Try and implement the Tpc-DI benchmark
This issue looks at implementing the Tpc-DI benchmark to validate that features exist to support those type of implementations.
This includes topics such as slowely changing dimensions with history tracking, parsing csv files etc.
Support for slowely changing dimensions
SCD Type 2 is a requirement for Tpc-DI. Changes to a dimension row should be grouped by date and only the latest result of that date should be used as the value, so if three changes happens on 2001-02-03, the state from the last row should be used.
Solution 1
To support this, the following type of query is proposed to solve that issue:
SELECT
surrogate_key,
id,
date AS StartDate,
COALESCE(LEAD(date) OVER (PARTITION BY id ORDER BY date), '9999-12-31') AS EndDate,
LEAD(date) OVER (PARTITION BY id ORDER BY date) IS NULL AS IsCurrent,
payload[1] AS c1,
payload[2] AS c2,
payload[3] AS c3
FROM (
SELECT
surrogate_key_int64() as surrogate_key,
id,
date,
max_by(list(c1, c2, c3), SentTimestamp) AS payload
FROM accounts
GROUP BY id, date
) AS grouped
The values are grouped by the keys that require a new row to be formed, the last value is selected from those values. In Tpc-DI only the latest values per day should be used.
Surrogate key function is used to get a unique key for each grouping.
Lead function allows fetching the date of the next row to use that as an enddate, the same lead function can be used to check if this is the latest and then current row.
Solution 2 ✔
The second solution is to use window functions:
SELECT
surrogate_key_int64() OVER (PARTITION BY id, date) as key,
id,
date,
COALESCE(LEAD(date) OVER (PARTITION BY id ORDER BY date), '9999-12-31') AS EndDate,
LEAD(date) OVER (PARTITION BY id ORDER BY date) IS NULL AS IsCurrent,
c1,
c2,
c3
FROM accounts
WHERE ROW_NUMBER() OVER(PARTITION BY id, date ORDER BY SentTimestamp DESC) = 1
The idea is that the WHERE filter picks out the latest row for each date, then the projection assigns a surrogate key and picks out the end dates and checks is current. This solution requires changing the window operator to only use persistent tree if it is required, since surrogate_key_int64 would not require it per row, only per partition key.
Chosen solution
Solution 2 was chosen because of its overall simplicity compared to solution 1. last_value_agg is not required, and in terms of storage they are quite similar. Keeping references to the columns allows more easy usability.
SCD depending on another SCD table
Another issue is how to solve updating a SCD when it needs to join with another SCD table, and make sure it updates correctly with the correct dates.

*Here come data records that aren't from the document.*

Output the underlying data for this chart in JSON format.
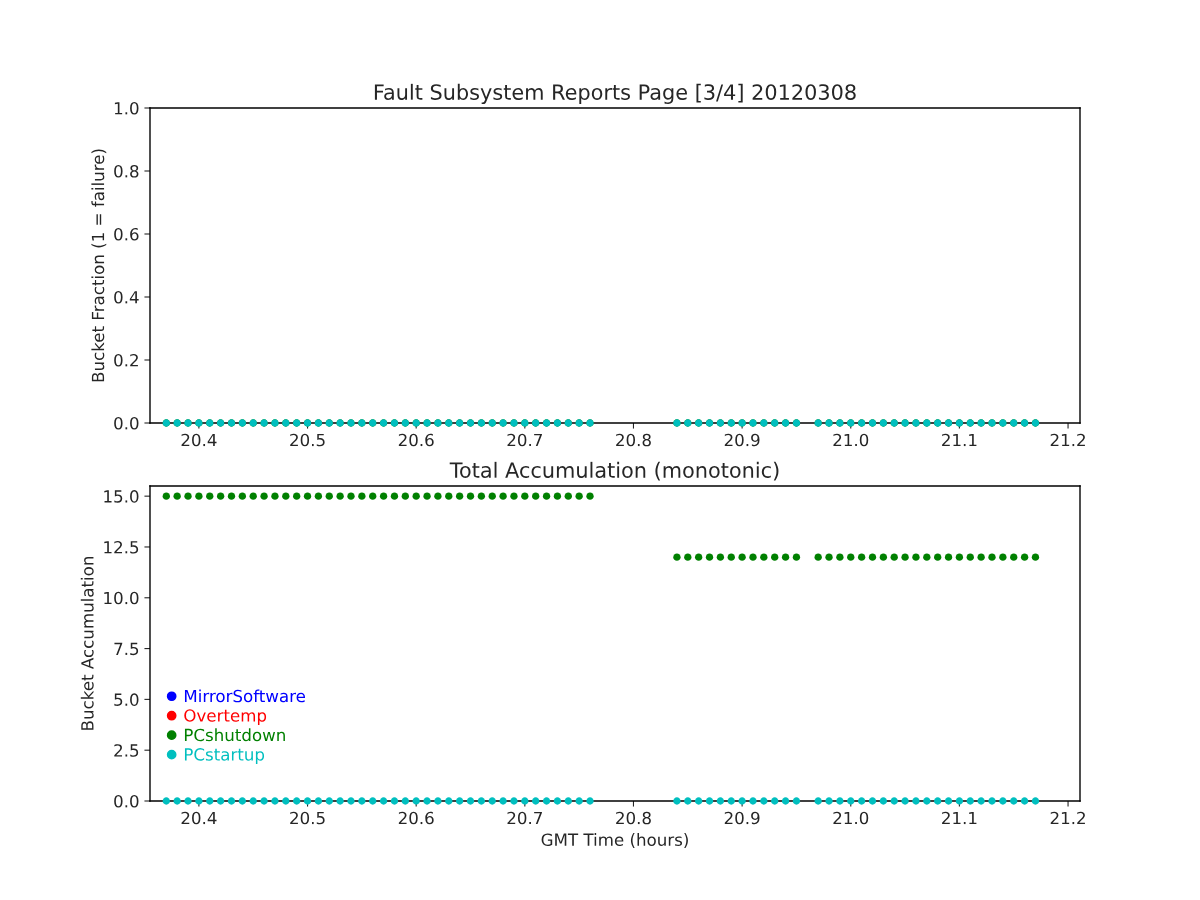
{
  "chart_data": [
    {
      "type": "scatter",
      "title": "Fault Subsystem Reports Page [3/4] 20120308",
      "ylabel": "Bucket Fraction (1 = failure)",
      "x": [
        20.37,
        20.38,
        20.39,
        20.4,
        20.41,
        20.42,
        20.43,
        20.44,
        20.45,
        20.46,
        20.47,
        20.48,
        20.49,
        20.5,
        20.51,
        20.52,
        20.53,
        20.54,
        20.55,
        20.56,
        20.57,
        20.58,
        20.59,
        20.6,
        20.61,
        20.62,
        20.63,
        20.64,
        20.65,
        20.66,
        20.67,
        20.68,
        20.69,
        20.7,
        20.71,
        20.72,
        20.73,
        20.74,
        20.75,
        20.76,
        20.84,
        20.85,
        20.86,
        20.87,
        20.88,
        20.89,
        20.9,
        20.91,
        20.92,
        20.93,
        20.94,
        20.95,
        20.97,
        20.98,
        20.99,
        21.0,
        21.01,
        21.02,
        21.03,
        21.04,
        21.05,
        21.06,
        21.07,
        21.08,
        21.09,
        21.1,
        21.11,
        21.12,
        21.13,
        21.14,
        21.15,
        21.16,
        21.17
      ],
      "series": [
        {
          "color": "#008000",
          "values": [
            0,
            0,
            0,
            0,
            0,
            0,
            0,
            0,
            0,
            0,
            0,
            0,
            0,
            0,
            0,
            0,
            0,
            0,
            0,
            0,
            0,
            0,
            0,
            0,
            0,
            0,
            0,
            0,
            0,
            0,
            0,
            0,
            0,
            0,
            0,
            0,
            0,
            0,
            0,
            0,
            0,
            0,
            0,
            0,
            0,
            0,
            0,
            0,
            0,
            0,
            0,
            0,
            0,
            0,
            0,
            0,
            0,
            0,
            0,
            0,
            0,
            0,
            0,
            0,
            0,
            0,
            0,
            0,
            0,
            0,
            0,
            0,
            0
          ]
        },
        {
          "color": "#00bfbf",
          "values": [
            0,
            0,
            0,
            0,
            0,
            0,
            0,
            0,
            0,
            0,
            0,
            0,
            0,
            0,
            0,
            0,
            0,
            0,
            0,
            0,
            0,
            0,
            0,
            0,
            0,
            0,
            0,
            0,
            0,
            0,
            0,
            0,
            0,
            0,
            0,
            0,
            0,
            0,
            0,
            0,
            0,
            0,
            0,
            0,
            0,
            0,
            0,
            0,
            0,
            0,
            0,
            0,
            0,
            0,
            0,
            0,
            0,
            0,
            0,
            0,
            0,
            0,
            0,
            0,
            0,
            0,
            0,
            0,
            0,
            0,
            0,
            0,
            0
          ]
        }
      ],
      "marker": "circle",
      "xlim": [
        20.355,
        21.211
      ],
      "xticks": [
        20.4,
        20.5,
        20.6,
        20.7,
        20.8,
        20.9,
        {
          "value": 21,
          "label": "21.0"
        },
        21.1,
        21.2
      ],
      "ylim": [
        0,
        1
      ],
      "yticks": [
        {
          "value": 0,
          "label": "0.0"
        },
        0.2,
        0.4,
        0.6,
        0.8,
        {
          "value": 1,
          "label": "1.0"
        }
      ],
      "grid": false,
      "legend": false
    },
    {
      "type": "scatter",
      "title": "Total Accumulation (monotonic)",
      "xlabel": "GMT Time (hours)",
      "ylabel": "Bucket Accumulation",
      "x": [
        20.37,
        20.38,
        20.39,
        20.4,
        20.41,
        20.42,
        20.43,
        20.44,
        20.45,
        20.46,
        20.47,
        20.48,
        20.49,
        20.5,
        20.51,
        20.52,
        20.53,
        20.54,
        20.55,
        20.56,
        20.57,
        20.58,
        20.59,
        20.6,
        20.61,
        20.62,
        20.63,
        20.64,
        20.65,
        20.66,
        20.67,
        20.68,
        20.69,
        20.7,
        20.71,
        20.72,
        20.73,
        20.74,
        20.75,
        20.76,
        20.84,
        20.85,
        20.86,
        20.87,
        20.88,
        20.89,
        20.9,
        20.91,
        20.92,
        20.93,
        20.94,
        20.95,
        20.97,
        20.98,
        20.99,
        21.0,
        21.01,
        21.02,
        21.03,
        21.04,
        21.05,
        21.06,
        21.07,
        21.08,
        21.09,
        21.1,
        21.11,
        21.12,
        21.13,
        21.14,
        21.15,
        21.16,
        21.17
      ],
      "series": [
        {
          "name": "MirrorSoftware",
          "color": "#0000ff",
          "values": [
            null,
            null,
            null,
            null,
            null,
            null,
            null,
            null,
            null,
            null,
            null,
            null,
            null,
            null,
            null,
            null,
            null,
            null,
            null,
            null,
            null,
            null,
            null,
            null,
            null,
            null,
            null,
            null,
            null,
            null,
            null,
            null,
            null,
            null,
            null,
            null,
            null,
            null,
            null,
            null,
            null,
            null,
            null,
            null,
            null,
            null,
            null,
            null,
            null,
            null,
            null,
            null,
            null,
            null,
            null,
            null,
            null,
            null,
            null,
            null,
            null,
            null,
            null,
            null,
            null,
            null,
            null,
            null,
            null,
            null,
            null,
            null,
            null
          ]
        },
        {
          "name": "Overtemp",
          "color": "#ff0000",
          "values": [
            null,
            null,
            null,
            null,
            null,
            null,
            null,
            null,
            null,
            null,
            null,
            null,
            null,
            null,
            null,
            null,
            null,
            null,
            null,
            null,
            null,
            null,
            null,
            null,
            null,
            null,
            null,
            null,
            null,
            null,
            null,
            null,
            null,
            null,
            null,
            null,
            null,
            null,
            null,
            null,
            null,
            null,
            null,
            null,
            null,
            null,
            null,
            null,
            null,
            null,
            null,
            null,
            null,
            null,
            null,
            null,
            null,
            null,
            null,
            null,
            null,
            null,
            null,
            null,
            null,
            null,
            null,
            null,
            null,
            null,
            null,
            null,
            null
          ]
        },
        {
          "name": "PCshutdown",
          "color": "#008000",
          "values": [
            15,
            15,
            15,
            15,
            15,
            15,
            15,
            15,
            15,
            15,
            15,
            15,
            15,
            15,
            15,
            15,
            15,
            15,
            15,
            15,
            15,
            15,
            15,
            15,
            15,
            15,
            15,
            15,
            15,
            15,
            15,
            15,
            15,
            15,
            15,
            15,
            15,
            15,
            15,
            15,
            12,
            12,
            12,
            12,
            12,
            12,
            12,
            12,
            12,
            12,
            12,
            12,
            12,
            12,
            12,
            12,
            12,
            12,
            12,
            12,
            12,
            12,
            12,
            12,
            12,
            12,
            12,
            12,
            12,
            12,
            12,
            12,
            12
          ]
        },
        {
          "name": "PCstartup",
          "color": "#00bfbf",
          "values": [
            0,
            0,
            0,
            0,
            0,
            0,
            0,
            0,
            0,
            0,
            0,
            0,
            0,
            0,
            0,
            0,
            0,
            0,
            0,
            0,
            0,
            0,
            0,
            0,
            0,
            0,
            0,
            0,
            0,
            0,
            0,
            0,
            0,
            0,
            0,
            0,
            0,
            0,
            0,
            0,
            0,
            0,
            0,
            0,
            0,
            0,
            0,
            0,
            0,
            0,
            0,
            0,
            0,
            0,
            0,
            0,
            0,
            0,
            0,
            0,
            0,
            0,
            0,
            0,
            0,
            0,
            0,
            0,
            0,
            0,
            0,
            0,
            0
          ]
        }
      ],
      "marker": "circle",
      "xlim": [
        20.355,
        21.211
      ],
      "xticks": [
        20.4,
        20.5,
        20.6,
        20.7,
        20.8,
        20.9,
        {
          "value": 21,
          "label": "21.0"
        },
        21.1,
        21.2
      ],
      "ylim": [
        0,
        15.5
      ],
      "yticks": [
        {
          "value": 0,
          "label": "0.0"
        },
        2.5,
        {
          "value": 5,
          "label": "5.0"
        },
        7.5,
        {
          "value": 10,
          "label": "10.0"
        },
        12.5,
        {
          "value": 15,
          "label": "15.0"
        }
      ],
      "grid": false,
      "legend": "lower left"
    }
  ]
}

To solve this the following solution is proposed:
CREATE VIEW accountsdata AS
SELECT
a.*
b.id,
list_sort_asc_null_last(list(a.transactionDate, greatest(a.transactionDate, b.effectiveDate))) as dates
FROM accounts a
INNER JOIN brokers b
ON a.brokerid = b.id AND b.effectiveDate <= a.endDate AND b.endDate >= a.transactionDate;
SELECT
surrogate_key_int64() OVER (PARTITION BY id, effectivedate) as key,
id,
effectivedate,
COALESCE(LEAD(effectivedate) OVER (PARTITION BY id ORDER BY effectivedate), '9999-12-31') AS EndDate,
LEAD(effectivedate) OVER (PARTITION BY id ORDER BY effectivedate) IS NULL AS IsCurrent
FROM (
SELECT
*,
list_first_difference(dates, LAG(dates) OVER (PARTITION BY a.id ORDER BY dates)) as effectivedate
FROM accountsdata
)
A list of dates from all the dependencies and itself is stored sorted. The first difference from the previous row is then selected as the new effective date. This means if there are multiple rows from joining with the brokers table above, they will be added in order.